And suddenly I knew how I would feel if my blog header was stolen. And it wasn’t a good feeling.

Sad. Angry. Shocked. Violated.

It’s not my laptop, my TV or my car, but it’s still my personal possession and it had been stolen.

It was probably an innocent mistake. It was clear she was very new to Twitter. We all make mistakes when we start out. But how incredibly naive. Doesn’t everyone know that you can’t steal images from the web?

To make matters worse, the account name included Sarah. With the whole three kids thing, her account name and identity was pretty similar to mine. Could it be worse than a silly mistake? Was she trying to be me, to steal my identity?

I remained calm and I sent her a polite and friendly tweet telling her the header was mine, she had nicked it and she needed to take it down.

And I waited. And I waited.

I checked her account. I checked it again.

Nothing changed.

It would be OK. She would see the tweet as soon as she next went on Twitter and she would change it.

A couple of my friends saw my tweet and retweeted it.

It would definitely be changed within the day.

It wasn’t.

Then I realised she had been back on Twitter and she HADN’T CHANGED IT.

I started to feel more upset, more angry, more violated.

I tweeted her again. I went to the blogging groups on Facebook to ask for help. More friends started retweeting my tweets and some wrote their own original tweets, pointing out that my header was copyright, using it was theft. She needed to change it.

But she didn’t change it.

I became obsessed with checking her account. And every time I did it, I felt sick. And sad. And angry.

I reported it to Twitter, but it was rejected on the grounds that she hadn’t stolen my identity. So I had to start getting material together to prove that my blog header was copyright.

It made me angry. I’ve got kids, a house to run, a job to do and I was wasting my time trying to prove something that is most definitely mine, is mine. There are hundreds, if not thousands of people, who could tell Twitter that it was mine. It was becoming a huge drain on my time.

And all the time I was starting to feel sadder and sadder. Sicker and sicker. It was affecting my sleep. I was waking up at 4.30am and was unable to get back to sleep.

Would it ever change?

More and more people were supporting me and I am so grateful to every one of them. I knew I had friends online, but I didn’t know I had quite so many and they cared so much. They are what made this whole sorry nightmare just that little bit better. They kept asking me how it was going, retweeting my tweets, contacting her themselves.
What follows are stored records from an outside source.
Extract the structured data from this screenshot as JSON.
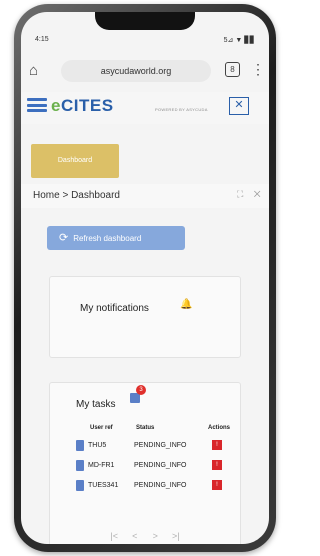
{
  "status_bar": {
    "time": "4:15",
    "icons": "5⊿ ▼ ▊▊"
  },
  "browser": {
    "url": "asycudaworld.org",
    "tabs_count": "8",
    "menu": "⋮",
    "home": "⌂"
  },
  "app": {
    "logo_e": "e",
    "logo_text": "CITES",
    "logo_subtitle": "POWERED BY ASYCUDA",
    "close_label": "✕"
  },
  "gold_button": {
    "label": "Dashboard"
  },
  "breadcrumb": {
    "text": "Home > Dashboard",
    "tools": "⛶ ✕"
  },
  "refresh": {
    "icon": "⟳",
    "label": "Refresh dashboard"
  },
  "notifications": {
    "title": "My notifications",
    "bell": "🔔"
  },
  "tasks": {
    "title": "My tasks",
    "badge": "3",
    "columns": [
      "User ref",
      "Status",
      "Actions"
    ],
    "rows": [
      {
        "ref": "THU5",
        "status": "PENDING_INFO",
        "action": "!"
      },
      {
        "ref": "MD-FR1",
        "status": "PENDING_INFO",
        "action": "!"
      },
      {
        "ref": "TUES341",
        "status": "PENDING_INFO",
        "action": "!"
      }
    ],
    "pager": [
      "|<",
      "<",
      ">",
      ">|"
    ]
  }
}
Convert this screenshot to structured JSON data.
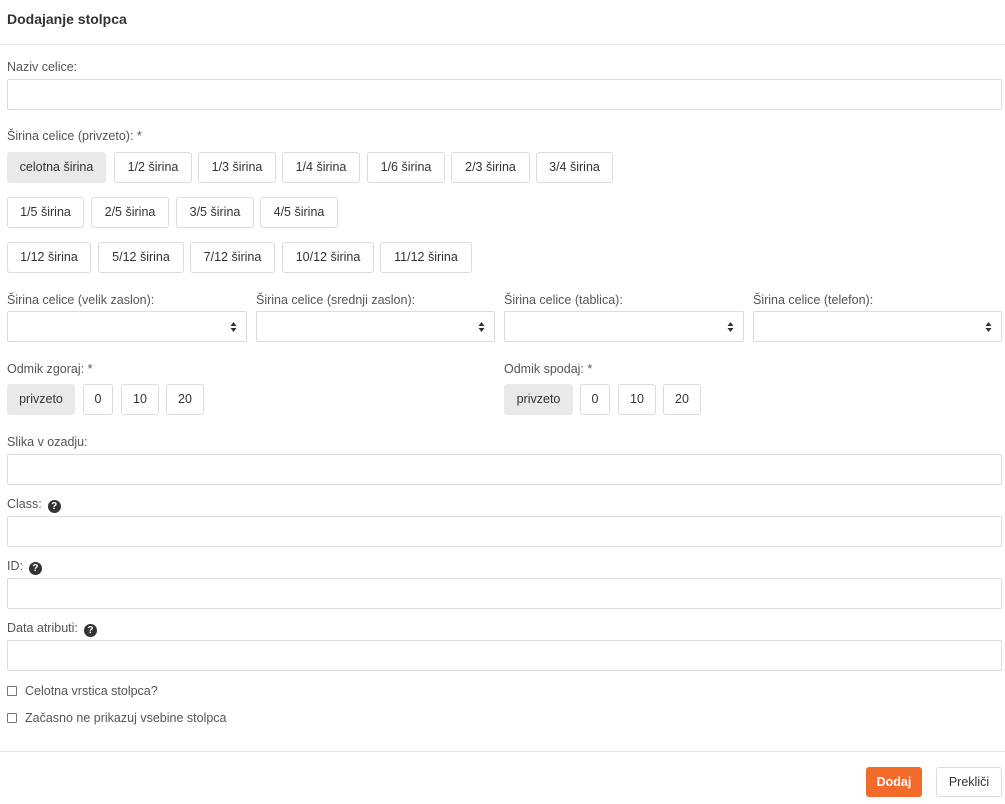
{
  "modal": {
    "title": "Dodajanje stolpca"
  },
  "cell_name": {
    "label": "Naziv celice:",
    "value": ""
  },
  "cell_width": {
    "label": "Širina celice (privzeto): *",
    "selected": "celotna širina",
    "row1": [
      "celotna širina",
      "1/2 širina",
      "1/3 širina",
      "1/4 širina",
      "1/6 širina",
      "2/3 širina",
      "3/4 širina"
    ],
    "row2": [
      "1/5 širina",
      "2/5 širina",
      "3/5 širina",
      "4/5 širina"
    ],
    "row3": [
      "1/12 širina",
      "5/12 širina",
      "7/12 širina",
      "10/12 širina",
      "11/12 širina"
    ]
  },
  "responsive_widths": [
    {
      "label": "Širina celice (velik zaslon):",
      "value": ""
    },
    {
      "label": "Širina celice (srednji zaslon):",
      "value": ""
    },
    {
      "label": "Širina celice (tablica):",
      "value": ""
    },
    {
      "label": "Širina celice (telefon):",
      "value": ""
    }
  ],
  "margin_top": {
    "label": "Odmik zgoraj: *",
    "selected": "privzeto",
    "options": [
      "privzeto",
      "0",
      "10",
      "20"
    ]
  },
  "margin_bottom": {
    "label": "Odmik spodaj: *",
    "selected": "privzeto",
    "options": [
      "privzeto",
      "0",
      "10",
      "20"
    ]
  },
  "background_image": {
    "label": "Slika v ozadju:",
    "value": ""
  },
  "css_class": {
    "label": "Class:",
    "value": ""
  },
  "element_id": {
    "label": "ID:",
    "value": ""
  },
  "data_attributes": {
    "label": "Data atributi:",
    "value": ""
  },
  "checkboxes": [
    {
      "label": "Celotna vrstica stolpca?",
      "checked": false
    },
    {
      "label": "Začasno ne prikazuj vsebine stolpca",
      "checked": false
    }
  ],
  "footer": {
    "submit_label": "Dodaj",
    "cancel_label": "Prekliči"
  },
  "icons": {
    "help": "question-circle-icon",
    "select_arrows": "sort-arrows-icon"
  },
  "colors": {
    "primary": "#f26b2a",
    "active_button": "#e9e9e9"
  }
}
And not once did the woman who had nicked my header get back to me. Not once did she acknowledge what she’d done or apologise.

Not on Wednesday.

On Thursday morning I got up and, yep, the blog header was still there. I felt like it might be there forever. I tweeted her again. I was just going through the motions now. She’d stolen my image, my identity, and she wasn’t giving it up.

And then an hour later, one of my friends tweeted me – she’d taken it down!

She tweeted about how she’d been bullied (she hadn’t, we had been polite, said please and never sworn). She said it was hardly ‘nicked’. It was an honest mistake. I get that, but why didn’t she take it down as soon as she saw my first tweet? Why did she wait nearly four days and put me through so much stress?

I tweeted people to let them know, to thank them for their support so they would stop contacting her. One friend tweeted that she didn’t think she’d ever been so happy for someone she’d never met!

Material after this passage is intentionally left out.